Phyllis’ main passion in her life was her family and her friends. Nothing meant more to her. Phyllis and John were together over 35 years and married just over 31. Her son Sean was her greatest pride & joy. Any perceived slight of her boys was met with an instant and stern rebuke. She dubbed her family the Trio. And The Trio were always together. They did everything together, went everywhere together and centered their lives on each other, over the rest of the world. Phyllis was a willing volunteer with Sean’s schools from kindergarten all the way up to being a Band Mom in high school. Even when Sean was grown and flew the nest, her dedication as his mom and protector never wavered. In the normal course of life when distance was added, there was always a daily Trio phone call.


She was very close to her brothers James & John and to her sister Denise. They were each both siblings and best friends at the same time. Spirited discussions weren’t unknown, but they always ended in “I love you.”. She looked forward to any chance to spend time with them. She loved her mom, Nancy, and was very grateful to her. Their favorite topic was their beloved Yankees. They were able to see each other just before Phyllis left us.

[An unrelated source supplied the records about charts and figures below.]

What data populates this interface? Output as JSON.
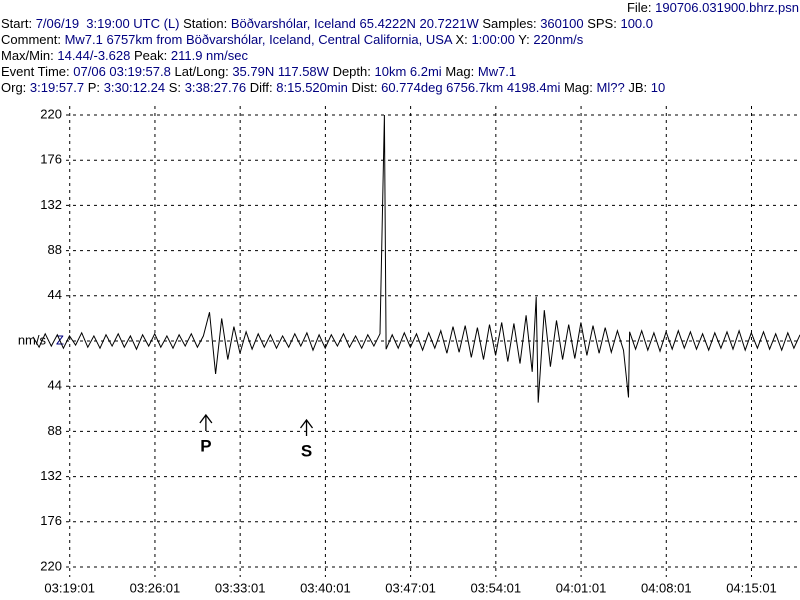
{
  "header": {
    "file": {
      "label": "File:",
      "value": "190706.031900.bhrz.psn"
    },
    "rows": [
      [
        {
          "label": "Start:",
          "value": "7/06/19  3:19:00 UTC (L)"
        },
        {
          "label": "Station:",
          "value": "Böðvarshólar, Iceland 65.4222N 20.7221W"
        },
        {
          "label": "Samples:",
          "value": "360100"
        },
        {
          "label": "SPS:",
          "value": "100.0"
        }
      ],
      [
        {
          "label": "Comment:",
          "value": "Mw7.1 6757km from Böðvarshólar, Iceland, Central California, USA"
        },
        {
          "label": "X:",
          "value": "1:00:00"
        },
        {
          "label": "Y:",
          "value": "220nm/s"
        }
      ],
      [
        {
          "label": "Max/Min:",
          "value": "14.44/-3.628"
        },
        {
          "label": "Peak:",
          "value": "211.9 nm/sec"
        }
      ],
      [
        {
          "label": "Event Time:",
          "value": "07/06 03:19:57.8"
        },
        {
          "label": "Lat/Long:",
          "value": "35.79N 117.58W"
        },
        {
          "label": "Depth:",
          "value": "10km 6.2mi"
        },
        {
          "label": "Mag:",
          "value": "Mw7.1"
        }
      ],
      [
        {
          "label": "Org:",
          "value": "3:19:57.7"
        },
        {
          "label": "P:",
          "value": "3:30:12.24"
        },
        {
          "label": "S:",
          "value": "3:38:27.76"
        },
        {
          "label": "Diff:",
          "value": "8:15.520min"
        },
        {
          "label": "Dist:",
          "value": "60.774deg 6756.7km 4198.4mi"
        },
        {
          "label": "Mag:",
          "value": "Ml??"
        },
        {
          "label": "JB:",
          "value": "10"
        }
      ]
    ]
  },
  "chart_data": {
    "type": "line",
    "channel": "Z",
    "channel_color": "#000080",
    "grid": true,
    "xlim": [
      "03:16:00",
      "04:19:00"
    ],
    "xticks": [
      "03:19:01",
      "03:26:01",
      "03:33:01",
      "03:40:01",
      "03:47:01",
      "03:54:01",
      "04:01:01",
      "04:08:01",
      "04:15:01"
    ],
    "ylim": [
      -220,
      220
    ],
    "yticks": [
      220,
      176,
      132,
      88,
      44,
      {
        "value": 0,
        "label": "nm/s"
      },
      {
        "value": -44,
        "label": "44"
      },
      {
        "value": -88,
        "label": "88"
      },
      {
        "value": -132,
        "label": "132"
      },
      {
        "value": -176,
        "label": "176"
      },
      {
        "value": -220,
        "label": "220"
      }
    ],
    "annotations": [
      {
        "label": "P",
        "x": "03:30:12"
      },
      {
        "label": "S",
        "x": "03:38:28"
      }
    ],
    "series": [
      {
        "color": "#000000",
        "x": [
          "03:16:00",
          "03:16:30",
          "03:17:00",
          "03:17:30",
          "03:18:00",
          "03:18:30",
          "03:19:00",
          "03:19:30",
          "03:20:00",
          "03:20:30",
          "03:21:00",
          "03:21:30",
          "03:22:00",
          "03:22:30",
          "03:23:00",
          "03:23:30",
          "03:24:00",
          "03:24:30",
          "03:25:00",
          "03:25:30",
          "03:26:00",
          "03:26:30",
          "03:27:00",
          "03:27:30",
          "03:28:00",
          "03:28:30",
          "03:29:00",
          "03:29:30",
          "03:30:00",
          "03:30:30",
          "03:31:00",
          "03:31:30",
          "03:32:00",
          "03:32:30",
          "03:33:00",
          "03:33:30",
          "03:34:00",
          "03:34:30",
          "03:35:00",
          "03:35:30",
          "03:36:00",
          "03:36:30",
          "03:37:00",
          "03:37:30",
          "03:38:00",
          "03:38:30",
          "03:39:00",
          "03:39:30",
          "03:40:00",
          "03:40:30",
          "03:41:00",
          "03:41:30",
          "03:42:00",
          "03:42:30",
          "03:43:00",
          "03:43:30",
          "03:44:00",
          "03:44:30",
          "03:44:52",
          "03:45:00",
          "03:45:30",
          "03:46:00",
          "03:46:30",
          "03:47:00",
          "03:47:30",
          "03:48:00",
          "03:48:30",
          "03:49:00",
          "03:49:30",
          "03:50:00",
          "03:50:30",
          "03:51:00",
          "03:51:30",
          "03:52:00",
          "03:52:30",
          "03:53:00",
          "03:53:30",
          "03:54:00",
          "03:54:30",
          "03:55:00",
          "03:55:30",
          "03:56:00",
          "03:56:30",
          "03:57:00",
          "03:57:20",
          "03:57:30",
          "03:58:00",
          "03:58:30",
          "03:59:00",
          "03:59:30",
          "04:00:00",
          "04:00:30",
          "04:01:00",
          "04:01:30",
          "04:02:00",
          "04:02:30",
          "04:03:00",
          "04:03:30",
          "04:04:00",
          "04:04:30",
          "04:04:55",
          "04:05:00",
          "04:05:30",
          "04:06:00",
          "04:06:30",
          "04:07:00",
          "04:07:30",
          "04:08:00",
          "04:08:30",
          "04:09:00",
          "04:09:30",
          "04:10:00",
          "04:10:30",
          "04:11:00",
          "04:11:30",
          "04:12:00",
          "04:12:30",
          "04:13:00",
          "04:13:30",
          "04:14:00",
          "04:14:30",
          "04:15:00",
          "04:15:30",
          "04:16:00",
          "04:16:30",
          "04:17:00",
          "04:17:30",
          "04:18:00",
          "04:18:30",
          "04:19:00"
        ],
        "values": [
          4,
          -6,
          7,
          -5,
          6,
          -7,
          5,
          -4,
          8,
          -6,
          5,
          -7,
          6,
          -5,
          7,
          -6,
          5,
          -8,
          6,
          -5,
          7,
          -6,
          5,
          -7,
          6,
          -5,
          7,
          -6,
          5,
          28,
          -32,
          22,
          -18,
          14,
          -12,
          9,
          -8,
          7,
          -6,
          6,
          -7,
          5,
          -6,
          7,
          -5,
          8,
          -9,
          6,
          -7,
          6,
          -5,
          7,
          -6,
          5,
          -7,
          6,
          -5,
          7,
          220,
          -8,
          6,
          -7,
          8,
          -6,
          7,
          -9,
          8,
          -7,
          10,
          -12,
          14,
          -11,
          15,
          -16,
          13,
          -18,
          16,
          -14,
          18,
          -20,
          17,
          -22,
          25,
          -30,
          43,
          -60,
          30,
          -25,
          20,
          -18,
          16,
          -17,
          18,
          -14,
          15,
          -12,
          13,
          -11,
          10,
          -9,
          -55,
          9,
          -8,
          10,
          -9,
          8,
          -10,
          9,
          -8,
          10,
          -7,
          9,
          -8,
          7,
          -9,
          8,
          -7,
          9,
          -8,
          10,
          -9,
          8,
          -7,
          9,
          -8,
          7,
          -9,
          8,
          -7,
          6
        ]
      }
    ]
  }
}
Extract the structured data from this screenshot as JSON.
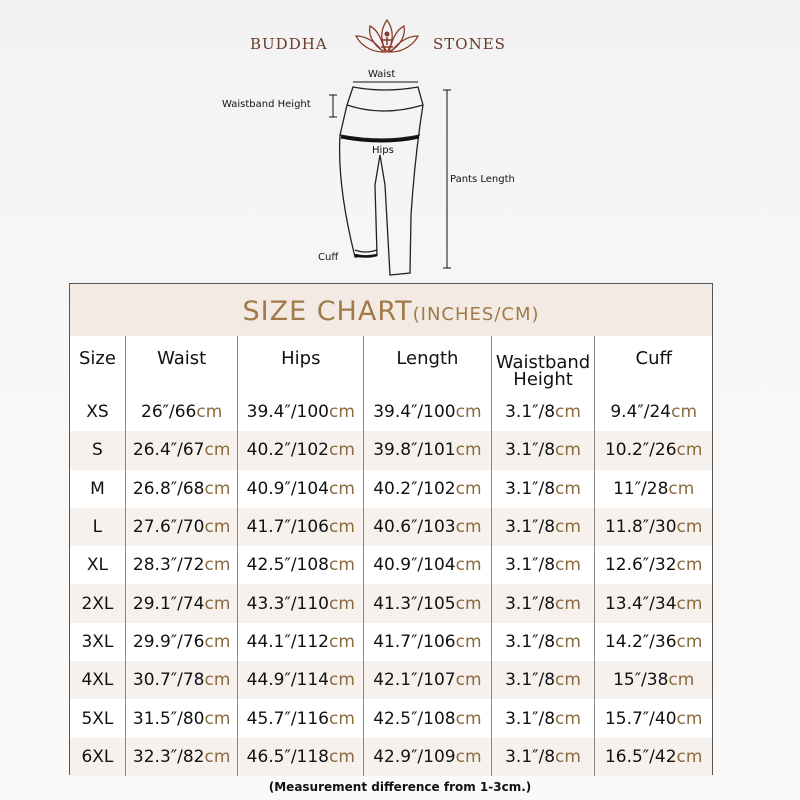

Phyllis was a loving person who brought smiles to everyone who had the blessing to meet her. Even restaurant staff would fight over her! She enjoyed keeping in close touch with both childhood friends and recent friends. She would become a road warrior when there was a chance to meet a friend or family member. 2 hours or 20 hours, it was worth the trip to her every time.


She was passionate and vocal about her values, both religious and political. Phyllis was a firm believer in her Catholic faith and traditions. She never wavered on that. Like everyone else, she would occasionally ask God, “Why?”, but she believed she was blessed in so many ways. Phyllis lived with many chronic health issues. But she addressed those issues openly, honestly and aggressively and with the awareness things could be worse.


Phyllis was taken from us way too soon. Life without her will be very different. She was a source of joy that will be missed by a great many people. She had an insightful wisdom when anyone asked her for advice and she also had the courage to respond honestly. We love you Phyllis, so much.